It almost always takes just a small group of people, sometimes only an individual, to change the course of history. And in the case of English poetry, particularly the British Romantic movement, the two most important figures are probably William Wordsworth and Samuel Taylor Coleridge, who are generally regarded as the founders of the Romantic poetry in Britain. Known for being simple, free-spirited, and against the rationalism of the Enlightenment, the poetry of Wordsworth and Coleridge was an artistic revolution, mirroring the political revolution going on in France at the time.
Aside from being the founders of the Romantic movement, each having claimed celebrity in his own right, Wordsworth and Coleridge shared something even deeper and more penetrating than a seat in literary history – a long, intimate, and sometimes turbulent relationship that can, in this day and age, only be termed a “bromance”.
The ‘couple’ met when Coleridge was 24 and Wordsworth, 26. Coleridge started out as a fan-boy, basically. He became an admirer of Wordsworth after reading Descriptive Sketches in 1794, the second of Wordsworth’s publications, which scarcely caused a ripple in England’s literary scene at the time. Coleridge, like a true fan-boy, then proceeded to track down Wordsworth, finding him in his cottage. In any case, the two bonded over poetry and became very close friends, so much so that Wordsworth even bought a cottage near Coleridge’s house, so they could see each other all the time.

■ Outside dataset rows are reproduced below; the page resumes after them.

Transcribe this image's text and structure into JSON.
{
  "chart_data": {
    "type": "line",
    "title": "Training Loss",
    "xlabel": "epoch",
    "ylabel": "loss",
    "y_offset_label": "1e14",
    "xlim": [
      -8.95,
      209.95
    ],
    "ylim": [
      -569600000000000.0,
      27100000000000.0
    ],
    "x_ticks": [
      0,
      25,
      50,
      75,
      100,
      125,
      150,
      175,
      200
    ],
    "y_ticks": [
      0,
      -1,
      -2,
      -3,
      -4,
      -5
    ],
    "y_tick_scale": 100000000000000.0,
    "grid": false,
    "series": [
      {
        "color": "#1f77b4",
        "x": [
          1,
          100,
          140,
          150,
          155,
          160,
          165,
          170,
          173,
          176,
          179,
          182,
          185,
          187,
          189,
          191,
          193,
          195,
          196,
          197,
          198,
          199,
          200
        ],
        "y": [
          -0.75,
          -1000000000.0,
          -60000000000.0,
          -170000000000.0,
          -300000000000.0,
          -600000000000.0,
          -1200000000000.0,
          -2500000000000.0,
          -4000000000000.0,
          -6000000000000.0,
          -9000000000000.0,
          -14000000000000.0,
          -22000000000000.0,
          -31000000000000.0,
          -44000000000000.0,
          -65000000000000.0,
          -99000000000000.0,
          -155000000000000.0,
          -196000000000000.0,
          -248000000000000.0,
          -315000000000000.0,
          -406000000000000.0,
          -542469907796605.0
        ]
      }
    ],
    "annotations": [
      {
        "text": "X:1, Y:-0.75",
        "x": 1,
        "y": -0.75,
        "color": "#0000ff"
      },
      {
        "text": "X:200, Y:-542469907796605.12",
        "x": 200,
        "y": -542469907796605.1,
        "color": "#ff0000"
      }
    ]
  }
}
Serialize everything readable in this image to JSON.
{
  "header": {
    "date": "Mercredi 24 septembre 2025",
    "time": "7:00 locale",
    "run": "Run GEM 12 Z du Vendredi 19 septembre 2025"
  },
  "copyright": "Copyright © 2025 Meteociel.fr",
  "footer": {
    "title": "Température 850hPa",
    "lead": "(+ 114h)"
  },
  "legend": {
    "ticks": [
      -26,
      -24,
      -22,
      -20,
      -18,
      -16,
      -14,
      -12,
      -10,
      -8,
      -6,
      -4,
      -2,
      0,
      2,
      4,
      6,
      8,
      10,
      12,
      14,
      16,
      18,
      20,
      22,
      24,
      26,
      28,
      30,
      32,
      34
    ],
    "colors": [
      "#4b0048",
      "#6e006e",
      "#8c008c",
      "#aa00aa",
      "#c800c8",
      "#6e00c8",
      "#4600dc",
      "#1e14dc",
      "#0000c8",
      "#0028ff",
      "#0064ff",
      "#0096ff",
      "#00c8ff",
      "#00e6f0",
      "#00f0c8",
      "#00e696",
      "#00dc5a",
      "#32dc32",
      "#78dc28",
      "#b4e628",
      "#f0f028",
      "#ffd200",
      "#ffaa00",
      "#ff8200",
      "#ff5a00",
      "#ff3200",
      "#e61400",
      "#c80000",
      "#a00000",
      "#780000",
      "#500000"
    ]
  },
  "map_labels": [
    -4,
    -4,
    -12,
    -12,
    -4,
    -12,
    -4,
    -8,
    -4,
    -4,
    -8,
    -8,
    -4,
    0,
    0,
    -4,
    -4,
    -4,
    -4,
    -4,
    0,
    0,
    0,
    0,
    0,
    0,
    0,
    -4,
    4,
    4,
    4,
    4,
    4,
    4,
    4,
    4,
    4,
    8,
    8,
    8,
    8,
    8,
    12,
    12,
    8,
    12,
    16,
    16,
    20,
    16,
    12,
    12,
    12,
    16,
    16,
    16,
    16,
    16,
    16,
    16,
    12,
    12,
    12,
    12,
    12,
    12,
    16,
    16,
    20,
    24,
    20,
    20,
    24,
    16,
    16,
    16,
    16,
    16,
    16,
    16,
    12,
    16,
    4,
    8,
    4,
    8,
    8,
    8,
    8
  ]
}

Their friendship led to the joint-publication of Lyrical Ballads, which was probably the defining point of the beginning of Romantic poetry. Although technically by Wordsworth, the book’s ‘opening act’ was Coleridge’s now-famous The Rime of the Ancient Mariner, published for the first time in 1798 in Wordsworth’s book. The Deserted Cottage, a separate publication containing the first two books of Wordsworth’s The Excursion, also had Coleridge’s imprint on it – it was his idea to extract these books from The Excursion. Although Wordsworth didn’t take Coleridge’s suggestion, the book was published posthumously in 1859.
Like all good tragic bromances, the relationship didn’t end well. Besides a clash of ideology and beliefs (mostly with regard to the French Revolution), Coleridge’s opium addiction began to drain their friendship. And also, like all good bromances, there was a woman involved – Wordsworth’s sister-in-law, Sara Hutchinson.